When patients with chronic heart failure are in a compensated state, there is balance between intravascular and extravascular hydrostatic pressure, oncotic pressure, and lymphatic drainage. Due to neurohormonal activation and other mechanisms, intravascular hydrostatic pressure can exceed extravascular hydrostatic pressure to a level that that cannot be compensated for by the lymphatic system. When this occurs, patients develop severe hypervolemia with decompensated heart failure. Clinical congestion occurs when the elevation in the left atrial filling pressure. It presents itself via signs and symptoms such as dyspnoea, rales, oedema, and weight gain. The increase of left atrial filling pressure without clinical congestion has been termed as hemodynamic congestion. It has been shown to precede clinical congestion by days or even weeks [3].

The rate at which clinical congestion occurs is connected to the rapidity of the rise, duration, and size of the left atrial pressure change. Thus, clinical congestion is only the tip of the iceberg of the hemodynamic derangements that herald the condition worsening [4-10]. The clinical methods available to spot the beginning of hemodynamic congestion and also the shift from the compensated to the decompensated state, both rely on physical examination and daily weights. Furthermore, serial biomarker measurements are used, such as B-type natriuretic peptide. However, these techniques have been shown to have an insufficient level of sensitivity and specificity to reliably predict the development of acute decompensation [4]. Hemodynamic congestion is linked to the development of HF by activating neurohormones and by triggering subendocardialischaemia.
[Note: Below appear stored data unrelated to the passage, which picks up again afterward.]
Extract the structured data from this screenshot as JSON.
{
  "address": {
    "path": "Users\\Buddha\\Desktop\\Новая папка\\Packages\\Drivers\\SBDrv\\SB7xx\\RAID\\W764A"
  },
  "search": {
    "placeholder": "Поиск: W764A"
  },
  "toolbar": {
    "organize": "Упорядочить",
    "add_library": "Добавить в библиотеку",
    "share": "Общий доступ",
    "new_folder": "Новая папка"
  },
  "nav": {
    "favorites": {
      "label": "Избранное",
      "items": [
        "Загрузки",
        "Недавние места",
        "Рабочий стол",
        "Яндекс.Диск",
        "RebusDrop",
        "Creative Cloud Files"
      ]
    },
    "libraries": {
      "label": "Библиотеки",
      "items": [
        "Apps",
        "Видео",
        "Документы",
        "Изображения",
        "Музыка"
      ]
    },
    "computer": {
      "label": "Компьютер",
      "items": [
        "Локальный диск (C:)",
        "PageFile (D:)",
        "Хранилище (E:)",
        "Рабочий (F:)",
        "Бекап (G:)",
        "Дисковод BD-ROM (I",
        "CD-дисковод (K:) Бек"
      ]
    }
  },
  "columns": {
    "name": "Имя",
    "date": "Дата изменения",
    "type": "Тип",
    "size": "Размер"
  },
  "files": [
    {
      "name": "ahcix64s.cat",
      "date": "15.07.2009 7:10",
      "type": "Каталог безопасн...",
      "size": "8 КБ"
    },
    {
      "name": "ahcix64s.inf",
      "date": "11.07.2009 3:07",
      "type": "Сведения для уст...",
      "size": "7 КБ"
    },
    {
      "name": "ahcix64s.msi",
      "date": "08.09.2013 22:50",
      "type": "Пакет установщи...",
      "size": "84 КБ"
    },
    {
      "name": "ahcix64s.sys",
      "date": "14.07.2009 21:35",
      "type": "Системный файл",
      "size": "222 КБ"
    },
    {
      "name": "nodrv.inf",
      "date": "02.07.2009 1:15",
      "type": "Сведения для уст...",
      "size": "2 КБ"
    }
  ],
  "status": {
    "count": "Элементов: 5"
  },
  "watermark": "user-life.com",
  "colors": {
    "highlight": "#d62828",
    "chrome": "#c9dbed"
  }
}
This in turn causes myocardial necrosis, apoptosis and/or additional mitral insufficiency by its impacts on LV geometry [5].

Ultrasound evaluation of inferior vena cava size (IVCD) and inferior vena cava collapsibility index (IVCCI) has played a remarkable role in estimating and grading hemodynamic congestion in patients with heart failure [6]. There have been many large, well conducted studies about using this method to identify any changes in respiratory pattern of IVC indicating fluid imbalance (that hemodynamic congestion and intravascular depletion). Based on well-established knowledge, wide respiratory changes of IVCCI would certainly show that intravascular deficiency is likely. Whereas, reduced values of this specification would suggest high chance of hemodynamic congestion [7,8,9]. In chronic heart failure, the human body undergoes several adaptive pathophysiological changes, such as increase in alveolar capillary membrane thickness, increased lymphatic drainage and/ pulmonary hypertension [11], so that the body can tolerate fluid imbalance with no clinical signs of congestion, until a trigger provokes acute decompensation of chronic heart failure.

Echocardiographic assessment of inferior vena cava could predict future risk of HF decompensation in a clinically euvolemic patients. We propose that routine physical exam should include echocardiographic assessment of IVC along with standard assessment of chronic heart failure patients. These patients with haemodynamic congestion could be followed more closely and in order to facilitate diuretic therapy optimisation.